Örtülü sermayeye bağlı düzeltme işlemlerinde indirimli kurumlar vergisi oranının durumu hk.
Örtülü sermayeye bağlı düzeltme işlemlerinde indirimli
kurumlar vergisi oranının durumu hk.
Sayı:38418978-299[03-2023/40]-564744
Tarih:03/10/2024
T.C.
GELİR İDARESİ BAŞKANLIĞI
Ankara Defterdarlığı
(Gelir Kanunları Gelir Vergileri Grup Müdürlüğü)
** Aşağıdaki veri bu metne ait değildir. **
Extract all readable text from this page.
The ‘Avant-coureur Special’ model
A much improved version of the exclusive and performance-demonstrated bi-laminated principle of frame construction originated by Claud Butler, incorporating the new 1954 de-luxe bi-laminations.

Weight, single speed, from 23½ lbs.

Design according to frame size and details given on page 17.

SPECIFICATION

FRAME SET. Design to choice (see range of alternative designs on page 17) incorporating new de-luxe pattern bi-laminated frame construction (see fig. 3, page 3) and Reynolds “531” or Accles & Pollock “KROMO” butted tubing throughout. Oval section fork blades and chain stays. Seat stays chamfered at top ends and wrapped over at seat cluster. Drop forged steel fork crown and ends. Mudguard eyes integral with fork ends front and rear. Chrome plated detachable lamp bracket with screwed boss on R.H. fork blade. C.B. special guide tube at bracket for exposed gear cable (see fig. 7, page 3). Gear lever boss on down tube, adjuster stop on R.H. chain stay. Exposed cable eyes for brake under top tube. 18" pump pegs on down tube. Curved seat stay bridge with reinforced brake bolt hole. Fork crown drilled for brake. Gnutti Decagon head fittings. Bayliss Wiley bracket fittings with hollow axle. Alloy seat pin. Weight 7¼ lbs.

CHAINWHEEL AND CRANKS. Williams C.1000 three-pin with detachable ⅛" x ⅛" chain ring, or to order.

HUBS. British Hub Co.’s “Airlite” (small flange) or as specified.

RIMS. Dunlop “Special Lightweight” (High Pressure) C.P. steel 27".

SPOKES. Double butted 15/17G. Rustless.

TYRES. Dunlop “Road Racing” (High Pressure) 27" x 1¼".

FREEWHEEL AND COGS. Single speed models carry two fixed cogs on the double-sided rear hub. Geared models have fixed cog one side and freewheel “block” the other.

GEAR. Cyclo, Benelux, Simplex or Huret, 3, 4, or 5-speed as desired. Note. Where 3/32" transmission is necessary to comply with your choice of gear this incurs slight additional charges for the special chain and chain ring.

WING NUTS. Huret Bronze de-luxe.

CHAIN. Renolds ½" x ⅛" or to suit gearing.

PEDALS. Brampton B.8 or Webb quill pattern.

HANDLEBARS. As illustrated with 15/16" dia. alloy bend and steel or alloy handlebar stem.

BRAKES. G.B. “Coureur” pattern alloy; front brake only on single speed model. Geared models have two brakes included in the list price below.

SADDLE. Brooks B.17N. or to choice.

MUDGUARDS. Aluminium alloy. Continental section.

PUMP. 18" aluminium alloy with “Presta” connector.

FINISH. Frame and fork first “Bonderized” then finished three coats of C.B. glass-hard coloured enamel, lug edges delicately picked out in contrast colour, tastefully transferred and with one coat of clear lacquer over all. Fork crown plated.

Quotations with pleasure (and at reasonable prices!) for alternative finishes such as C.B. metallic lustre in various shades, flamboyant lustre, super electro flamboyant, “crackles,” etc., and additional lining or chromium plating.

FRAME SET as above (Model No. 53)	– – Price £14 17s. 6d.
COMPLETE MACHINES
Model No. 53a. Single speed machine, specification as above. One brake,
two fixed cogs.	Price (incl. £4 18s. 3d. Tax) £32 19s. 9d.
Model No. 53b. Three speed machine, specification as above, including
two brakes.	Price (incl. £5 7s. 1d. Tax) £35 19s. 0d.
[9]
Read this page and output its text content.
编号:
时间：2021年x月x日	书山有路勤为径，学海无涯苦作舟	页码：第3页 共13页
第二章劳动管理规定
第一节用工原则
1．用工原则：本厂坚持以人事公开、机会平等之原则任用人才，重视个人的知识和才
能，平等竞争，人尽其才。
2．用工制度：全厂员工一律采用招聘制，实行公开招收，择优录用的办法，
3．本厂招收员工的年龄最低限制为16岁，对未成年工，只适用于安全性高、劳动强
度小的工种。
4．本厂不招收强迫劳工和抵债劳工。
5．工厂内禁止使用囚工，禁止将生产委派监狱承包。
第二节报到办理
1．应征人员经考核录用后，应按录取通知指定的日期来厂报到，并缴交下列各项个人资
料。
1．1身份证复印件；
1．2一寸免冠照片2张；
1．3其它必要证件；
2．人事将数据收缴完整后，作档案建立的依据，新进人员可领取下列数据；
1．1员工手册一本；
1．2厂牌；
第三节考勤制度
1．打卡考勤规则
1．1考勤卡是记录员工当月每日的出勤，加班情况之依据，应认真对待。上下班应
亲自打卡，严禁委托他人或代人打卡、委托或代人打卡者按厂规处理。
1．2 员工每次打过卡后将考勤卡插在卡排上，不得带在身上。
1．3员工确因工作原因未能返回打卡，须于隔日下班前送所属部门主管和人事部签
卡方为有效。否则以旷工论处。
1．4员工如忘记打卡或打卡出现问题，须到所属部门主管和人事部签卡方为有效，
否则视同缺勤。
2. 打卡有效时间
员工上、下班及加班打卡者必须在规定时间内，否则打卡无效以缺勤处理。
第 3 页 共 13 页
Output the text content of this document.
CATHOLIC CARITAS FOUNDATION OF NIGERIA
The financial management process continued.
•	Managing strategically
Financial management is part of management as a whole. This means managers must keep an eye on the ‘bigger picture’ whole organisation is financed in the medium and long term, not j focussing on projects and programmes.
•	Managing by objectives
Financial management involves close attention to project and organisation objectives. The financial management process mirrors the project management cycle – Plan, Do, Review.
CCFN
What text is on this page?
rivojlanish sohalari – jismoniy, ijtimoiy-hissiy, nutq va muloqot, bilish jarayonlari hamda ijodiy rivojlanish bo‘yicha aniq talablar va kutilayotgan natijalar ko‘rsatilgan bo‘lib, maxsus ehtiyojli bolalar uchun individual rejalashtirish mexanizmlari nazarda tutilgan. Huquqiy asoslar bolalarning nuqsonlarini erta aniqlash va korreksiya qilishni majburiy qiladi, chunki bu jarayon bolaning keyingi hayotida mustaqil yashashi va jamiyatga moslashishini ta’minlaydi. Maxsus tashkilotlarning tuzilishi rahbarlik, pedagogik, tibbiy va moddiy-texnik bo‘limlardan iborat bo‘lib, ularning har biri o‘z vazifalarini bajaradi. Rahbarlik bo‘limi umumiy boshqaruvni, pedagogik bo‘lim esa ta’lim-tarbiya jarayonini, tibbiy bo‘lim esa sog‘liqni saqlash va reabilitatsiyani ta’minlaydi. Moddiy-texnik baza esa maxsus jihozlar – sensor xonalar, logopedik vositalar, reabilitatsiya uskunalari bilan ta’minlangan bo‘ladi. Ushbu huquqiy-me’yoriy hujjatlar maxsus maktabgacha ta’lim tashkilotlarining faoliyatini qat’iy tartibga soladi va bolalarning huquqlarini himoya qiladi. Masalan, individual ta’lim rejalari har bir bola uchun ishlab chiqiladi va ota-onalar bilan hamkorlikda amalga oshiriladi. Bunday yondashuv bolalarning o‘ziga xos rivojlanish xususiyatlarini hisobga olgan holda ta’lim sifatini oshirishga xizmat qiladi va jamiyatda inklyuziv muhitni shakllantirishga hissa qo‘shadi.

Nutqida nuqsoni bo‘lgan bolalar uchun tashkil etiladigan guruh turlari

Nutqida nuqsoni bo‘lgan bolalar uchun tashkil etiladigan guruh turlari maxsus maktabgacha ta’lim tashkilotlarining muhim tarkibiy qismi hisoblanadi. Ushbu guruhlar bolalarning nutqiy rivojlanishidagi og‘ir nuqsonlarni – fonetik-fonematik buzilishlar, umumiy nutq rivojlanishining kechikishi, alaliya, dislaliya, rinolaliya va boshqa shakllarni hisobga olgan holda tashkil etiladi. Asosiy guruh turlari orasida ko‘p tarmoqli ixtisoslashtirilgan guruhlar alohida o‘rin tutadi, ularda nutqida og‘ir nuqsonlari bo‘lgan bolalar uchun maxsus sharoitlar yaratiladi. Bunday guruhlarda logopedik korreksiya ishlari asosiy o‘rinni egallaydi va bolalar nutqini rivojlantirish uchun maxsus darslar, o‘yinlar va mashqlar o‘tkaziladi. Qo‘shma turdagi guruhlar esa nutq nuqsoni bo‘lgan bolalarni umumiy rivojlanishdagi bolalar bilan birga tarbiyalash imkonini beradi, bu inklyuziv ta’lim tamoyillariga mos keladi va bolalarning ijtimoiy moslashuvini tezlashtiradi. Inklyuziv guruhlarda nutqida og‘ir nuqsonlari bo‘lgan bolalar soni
Sayı : E-38418978-299[03-2023/40]-… 03.10.2024
Konu : Örtülü sermayeye bağlı düzeltme
işlemlerinde indirimli kurumlar vergisi
oranının durumu hk.
İlgi : ….
İlgide kayıtlı özelge talep formunuzda;
- Şirketinizin madencilik sektöründe faaliyet gösterdiği ve iştirakçisi olduğu …. A.Ş.'ye … yılında
borç verdiği,
- Borç verilen tutarın, … A.Ş.'nin dönem başı sermayesinin üç katını geçtiği ve ödenen faiz ve kur
farklarının örtülü sermaye uygulamasına konu edildiği,
- Teşvik belgesine sahip olan ve yatırım döneminde bulunan … A.Ş.'nin Kurumlar Vergisi
Kanununun 32/A maddesi kapsamında indirimli kurumlar vergisi oranını bu dönemde diğer
kazançlarına uyguladığı,
- …. A.Ş.'nin maden cevheri satışları üzerinden gelir elde ettiği ve yatırım teşvik belgesi nedeniyle
bu kazançlarına sırasıyla %4,4 ve %4,6 indirimli kurumlar vergisi oranlarını uyguladığı
belirtilmiş olup, örtülü sermaye uygulamasında borç veren şirketiniz tarafından yapılacak düzeltme
işleminde, %4,4 ve %4,6 oranlarında hesaplanan kurumlar vergisine denk gelen kurumlar vergisi
matrahının mı yoksa örtülü sermaye kapsamında kanunen kabul edilmeyen gider olarak dikkate
alınan tutarların mı dikkate alınacağı hususunda Başkanlığımız görüşü sorulmaktadır.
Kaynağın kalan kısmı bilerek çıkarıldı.